According to the Ministry of Construction, after over seven years of implementation, Project 950 has achieved initial positive results. Many localities have issued and executed their own smart city plans with creative approaches, such as Hue, Binh Duong, Da Nang, Quang Ninh, and Ho Chi Minh City, across priority fields like intelligent operations centers (IOC), GIS-based databases, healthcare, education, transportation, water supply, lighting, and especially online public services for citizens.
Smart city development has brought tangible benefits for society, offering citizens access to convenient digital services and transparent information on planning, healthcare, traffic, and education.
For businesses, it creates transparent investment opportunities and fosters innovation through open data infrastructure and new state policies. For the government, it provides breakthrough tools for effective management and faster, more accurate decision-making.
At the conference, Dinh Hoang Long of the National Digital Transformation Agency stressed that the core of smart cities is no longer about chasing technology, sensors, or cameras, but about organizing and operating cities more efficiently through digital data and technology, with close participation from the state, citizens, and businesses. Technology is merely a tool; the real issue lies in governance, institutional frameworks, and urban management goals.
MoST has set key directions for the next phase: moving from fragmented infrastructure to unified digital platforms under a “platform government” model, standardizing to ensure connectivity and interoperability, and shifting from procurement to service-based investment.
Long emphasized the urgency of standardization so smart city platforms can “talk” to each other. Without common standards, unnecessary technical barriers will arise, causing waste and slowing progress.

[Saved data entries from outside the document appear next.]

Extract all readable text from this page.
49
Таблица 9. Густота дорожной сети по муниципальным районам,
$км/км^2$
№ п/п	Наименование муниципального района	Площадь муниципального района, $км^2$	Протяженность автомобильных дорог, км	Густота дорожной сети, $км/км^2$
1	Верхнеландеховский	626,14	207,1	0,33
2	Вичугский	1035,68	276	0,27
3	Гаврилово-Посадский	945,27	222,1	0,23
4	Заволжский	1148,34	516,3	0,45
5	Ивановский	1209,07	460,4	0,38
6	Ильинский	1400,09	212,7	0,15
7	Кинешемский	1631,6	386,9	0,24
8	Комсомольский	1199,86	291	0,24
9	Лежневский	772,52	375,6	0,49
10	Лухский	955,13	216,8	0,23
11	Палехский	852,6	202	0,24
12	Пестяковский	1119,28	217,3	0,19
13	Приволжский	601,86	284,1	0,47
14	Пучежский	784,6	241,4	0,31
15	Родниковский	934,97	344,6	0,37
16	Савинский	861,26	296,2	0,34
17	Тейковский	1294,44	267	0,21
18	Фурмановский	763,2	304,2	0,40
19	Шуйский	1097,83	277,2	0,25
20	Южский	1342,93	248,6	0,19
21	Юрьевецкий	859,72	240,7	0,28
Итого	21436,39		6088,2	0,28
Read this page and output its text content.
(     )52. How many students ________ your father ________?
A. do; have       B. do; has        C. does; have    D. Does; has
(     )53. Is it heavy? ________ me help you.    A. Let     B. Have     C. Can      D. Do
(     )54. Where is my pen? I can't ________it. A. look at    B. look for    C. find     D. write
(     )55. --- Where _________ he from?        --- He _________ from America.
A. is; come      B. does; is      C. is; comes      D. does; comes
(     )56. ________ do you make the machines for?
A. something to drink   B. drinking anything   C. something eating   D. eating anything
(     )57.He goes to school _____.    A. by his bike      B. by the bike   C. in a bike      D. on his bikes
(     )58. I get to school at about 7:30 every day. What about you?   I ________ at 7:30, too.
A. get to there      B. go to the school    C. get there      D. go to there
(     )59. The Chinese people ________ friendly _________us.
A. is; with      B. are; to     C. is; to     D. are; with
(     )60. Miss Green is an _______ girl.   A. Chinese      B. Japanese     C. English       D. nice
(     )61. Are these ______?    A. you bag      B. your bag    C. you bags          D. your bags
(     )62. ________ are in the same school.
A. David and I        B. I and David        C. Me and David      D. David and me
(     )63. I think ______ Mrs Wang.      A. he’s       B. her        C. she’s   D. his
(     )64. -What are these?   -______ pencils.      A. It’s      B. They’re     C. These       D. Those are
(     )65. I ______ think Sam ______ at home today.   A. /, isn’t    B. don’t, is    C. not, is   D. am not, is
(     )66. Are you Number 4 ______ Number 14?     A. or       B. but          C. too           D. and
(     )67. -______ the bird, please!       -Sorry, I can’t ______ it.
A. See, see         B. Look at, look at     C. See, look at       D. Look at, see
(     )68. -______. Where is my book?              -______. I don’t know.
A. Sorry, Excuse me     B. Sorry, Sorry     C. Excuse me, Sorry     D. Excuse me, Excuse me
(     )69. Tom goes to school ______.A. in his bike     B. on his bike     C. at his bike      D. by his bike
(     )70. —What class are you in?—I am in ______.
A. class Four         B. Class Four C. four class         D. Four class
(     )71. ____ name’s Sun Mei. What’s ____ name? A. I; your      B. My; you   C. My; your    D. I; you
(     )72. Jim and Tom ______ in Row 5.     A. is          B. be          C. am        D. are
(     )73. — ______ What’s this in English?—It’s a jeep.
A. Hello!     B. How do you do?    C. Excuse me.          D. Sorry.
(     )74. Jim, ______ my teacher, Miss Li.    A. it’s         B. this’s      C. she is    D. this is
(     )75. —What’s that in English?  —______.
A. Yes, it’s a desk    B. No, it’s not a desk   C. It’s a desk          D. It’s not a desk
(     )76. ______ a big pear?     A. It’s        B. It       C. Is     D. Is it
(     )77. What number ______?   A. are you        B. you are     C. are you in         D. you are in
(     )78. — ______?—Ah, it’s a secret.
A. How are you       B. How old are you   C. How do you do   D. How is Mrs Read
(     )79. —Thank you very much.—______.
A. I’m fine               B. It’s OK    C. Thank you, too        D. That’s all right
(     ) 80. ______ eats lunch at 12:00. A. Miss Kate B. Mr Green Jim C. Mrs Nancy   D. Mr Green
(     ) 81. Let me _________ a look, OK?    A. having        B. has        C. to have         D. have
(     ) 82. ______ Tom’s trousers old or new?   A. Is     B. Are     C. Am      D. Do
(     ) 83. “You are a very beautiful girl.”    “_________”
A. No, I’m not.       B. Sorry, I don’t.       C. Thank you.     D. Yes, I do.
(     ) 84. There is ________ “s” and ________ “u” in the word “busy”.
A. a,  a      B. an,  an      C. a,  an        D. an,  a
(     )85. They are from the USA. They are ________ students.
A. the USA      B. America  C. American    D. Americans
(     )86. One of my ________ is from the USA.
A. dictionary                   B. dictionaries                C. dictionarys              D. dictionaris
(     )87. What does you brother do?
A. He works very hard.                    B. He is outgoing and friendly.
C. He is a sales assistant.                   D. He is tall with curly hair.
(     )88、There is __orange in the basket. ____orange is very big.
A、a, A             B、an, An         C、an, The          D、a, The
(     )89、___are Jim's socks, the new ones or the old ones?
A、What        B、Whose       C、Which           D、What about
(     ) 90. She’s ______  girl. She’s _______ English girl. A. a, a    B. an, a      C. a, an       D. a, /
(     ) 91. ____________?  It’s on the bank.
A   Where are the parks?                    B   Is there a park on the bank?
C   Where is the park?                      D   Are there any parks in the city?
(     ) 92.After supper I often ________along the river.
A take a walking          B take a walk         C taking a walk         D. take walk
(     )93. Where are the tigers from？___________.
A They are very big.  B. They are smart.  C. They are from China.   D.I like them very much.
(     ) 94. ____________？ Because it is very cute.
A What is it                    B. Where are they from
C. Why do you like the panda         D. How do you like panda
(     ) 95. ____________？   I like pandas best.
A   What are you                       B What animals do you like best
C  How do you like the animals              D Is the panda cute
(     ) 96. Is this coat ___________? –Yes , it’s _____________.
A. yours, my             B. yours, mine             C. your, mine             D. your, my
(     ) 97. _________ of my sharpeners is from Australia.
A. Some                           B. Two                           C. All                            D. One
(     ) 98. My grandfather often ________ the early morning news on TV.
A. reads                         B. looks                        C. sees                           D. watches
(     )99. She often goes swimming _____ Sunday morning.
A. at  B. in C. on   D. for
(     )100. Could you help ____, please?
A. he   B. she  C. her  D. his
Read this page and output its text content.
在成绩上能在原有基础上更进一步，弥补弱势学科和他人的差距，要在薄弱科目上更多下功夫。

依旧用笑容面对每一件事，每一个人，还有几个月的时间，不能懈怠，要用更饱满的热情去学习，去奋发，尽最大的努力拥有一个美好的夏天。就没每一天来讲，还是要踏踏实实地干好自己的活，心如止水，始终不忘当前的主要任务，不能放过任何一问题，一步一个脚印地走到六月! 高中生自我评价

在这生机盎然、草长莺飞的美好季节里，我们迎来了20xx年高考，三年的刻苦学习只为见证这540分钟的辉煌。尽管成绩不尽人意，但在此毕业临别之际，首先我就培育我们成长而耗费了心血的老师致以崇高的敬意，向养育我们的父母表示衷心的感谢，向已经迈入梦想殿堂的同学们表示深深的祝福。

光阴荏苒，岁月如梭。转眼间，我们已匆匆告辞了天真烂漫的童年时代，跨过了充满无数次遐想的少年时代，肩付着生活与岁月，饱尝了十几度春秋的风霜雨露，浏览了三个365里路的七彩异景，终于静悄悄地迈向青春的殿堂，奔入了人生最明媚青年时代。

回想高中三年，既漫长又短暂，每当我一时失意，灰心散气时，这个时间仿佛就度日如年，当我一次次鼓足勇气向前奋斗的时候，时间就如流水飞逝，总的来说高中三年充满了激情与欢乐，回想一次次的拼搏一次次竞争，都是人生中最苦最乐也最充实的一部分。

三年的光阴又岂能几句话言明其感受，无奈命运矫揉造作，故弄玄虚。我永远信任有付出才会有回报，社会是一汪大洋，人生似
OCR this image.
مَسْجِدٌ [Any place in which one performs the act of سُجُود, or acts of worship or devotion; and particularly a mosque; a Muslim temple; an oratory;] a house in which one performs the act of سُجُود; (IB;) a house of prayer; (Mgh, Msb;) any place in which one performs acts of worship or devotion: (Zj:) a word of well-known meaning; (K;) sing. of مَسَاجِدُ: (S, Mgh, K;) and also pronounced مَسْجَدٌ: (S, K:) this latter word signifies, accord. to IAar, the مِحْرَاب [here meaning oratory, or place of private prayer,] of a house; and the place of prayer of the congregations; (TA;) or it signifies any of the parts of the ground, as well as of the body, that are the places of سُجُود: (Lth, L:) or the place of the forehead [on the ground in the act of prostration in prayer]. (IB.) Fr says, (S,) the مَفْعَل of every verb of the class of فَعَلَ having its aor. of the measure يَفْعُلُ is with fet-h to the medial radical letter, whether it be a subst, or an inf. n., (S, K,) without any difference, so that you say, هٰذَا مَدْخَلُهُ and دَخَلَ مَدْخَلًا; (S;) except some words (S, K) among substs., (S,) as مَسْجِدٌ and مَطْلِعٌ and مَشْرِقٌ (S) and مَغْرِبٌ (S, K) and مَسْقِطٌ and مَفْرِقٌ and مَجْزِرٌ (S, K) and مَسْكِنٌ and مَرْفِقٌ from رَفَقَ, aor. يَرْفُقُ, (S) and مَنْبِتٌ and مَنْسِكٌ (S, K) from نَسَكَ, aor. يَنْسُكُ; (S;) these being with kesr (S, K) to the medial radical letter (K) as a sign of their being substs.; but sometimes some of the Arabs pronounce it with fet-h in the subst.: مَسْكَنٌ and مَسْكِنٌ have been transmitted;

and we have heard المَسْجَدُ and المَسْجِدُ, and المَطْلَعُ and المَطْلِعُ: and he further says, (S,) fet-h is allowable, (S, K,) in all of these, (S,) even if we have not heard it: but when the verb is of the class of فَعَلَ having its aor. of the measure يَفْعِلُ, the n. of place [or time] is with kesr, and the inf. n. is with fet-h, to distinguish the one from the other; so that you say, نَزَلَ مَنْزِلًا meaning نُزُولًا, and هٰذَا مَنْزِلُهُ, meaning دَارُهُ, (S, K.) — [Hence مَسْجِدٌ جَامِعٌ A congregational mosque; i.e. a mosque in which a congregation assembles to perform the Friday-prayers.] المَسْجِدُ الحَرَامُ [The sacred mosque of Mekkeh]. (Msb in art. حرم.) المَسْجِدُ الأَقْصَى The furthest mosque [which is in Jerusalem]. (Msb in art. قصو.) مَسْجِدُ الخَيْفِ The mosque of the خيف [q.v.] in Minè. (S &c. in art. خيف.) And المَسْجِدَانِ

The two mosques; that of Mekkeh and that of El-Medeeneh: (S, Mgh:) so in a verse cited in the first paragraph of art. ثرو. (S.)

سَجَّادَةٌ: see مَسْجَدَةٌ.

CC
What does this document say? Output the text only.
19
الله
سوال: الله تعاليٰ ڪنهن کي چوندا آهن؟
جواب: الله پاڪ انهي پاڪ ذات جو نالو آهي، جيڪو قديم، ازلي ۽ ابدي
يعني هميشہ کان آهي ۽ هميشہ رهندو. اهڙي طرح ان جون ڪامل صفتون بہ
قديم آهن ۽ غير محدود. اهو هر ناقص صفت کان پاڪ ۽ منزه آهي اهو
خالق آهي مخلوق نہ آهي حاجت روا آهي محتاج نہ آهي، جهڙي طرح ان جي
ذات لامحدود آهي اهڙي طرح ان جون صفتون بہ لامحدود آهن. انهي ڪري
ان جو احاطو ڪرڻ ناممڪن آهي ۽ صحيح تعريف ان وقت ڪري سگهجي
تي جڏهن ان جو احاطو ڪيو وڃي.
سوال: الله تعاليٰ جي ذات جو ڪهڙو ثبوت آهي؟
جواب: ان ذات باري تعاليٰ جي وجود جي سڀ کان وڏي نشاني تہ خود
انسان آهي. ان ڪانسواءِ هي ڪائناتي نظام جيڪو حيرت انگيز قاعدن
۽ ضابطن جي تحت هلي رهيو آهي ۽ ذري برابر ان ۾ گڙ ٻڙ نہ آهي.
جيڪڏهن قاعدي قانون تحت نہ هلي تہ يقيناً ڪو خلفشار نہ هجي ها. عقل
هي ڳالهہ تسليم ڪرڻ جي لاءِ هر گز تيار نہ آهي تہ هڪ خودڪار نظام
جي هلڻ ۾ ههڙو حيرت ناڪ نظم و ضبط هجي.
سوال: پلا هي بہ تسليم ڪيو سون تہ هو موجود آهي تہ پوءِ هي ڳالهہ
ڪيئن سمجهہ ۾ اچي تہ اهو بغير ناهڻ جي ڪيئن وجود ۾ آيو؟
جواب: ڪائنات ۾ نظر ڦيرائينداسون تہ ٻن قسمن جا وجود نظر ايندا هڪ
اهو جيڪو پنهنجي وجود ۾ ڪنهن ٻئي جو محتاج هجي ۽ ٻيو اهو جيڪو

MoST commits to working with other ministries to complete and announce national standards (TCVN) and technical regulations (QCVN) for smart cities, especially standards for intelligent operations centers, within this year.
The ministry also plans to propose a Government Decree on managing and developing smart cities, providing a legal framework to unify understanding, define roles and responsibilities, and set mechanisms for investment, public-private partnerships, and controlled pilot projects.
A new national smart city strategy will build on Project 950’s achievements, starting with pilot projects - such as testing digital twin technology at ward/commune level in six centrally-run cities in 2025 - before scaling nationwide from 2026.
From the business perspective, Vu Viet Hung of Viettel Solutions also called for an early, unified decree with clear standards, roadmaps, and technical requirements for data and shared regional platforms.
He suggested setting up inter-provincial coordination mechanisms, building regional data centers and digital operation platforms under the “one platform - many services - shared with authorization” model, and involving key tech enterprises from the planning stage to ensure secure, continuously updated systems.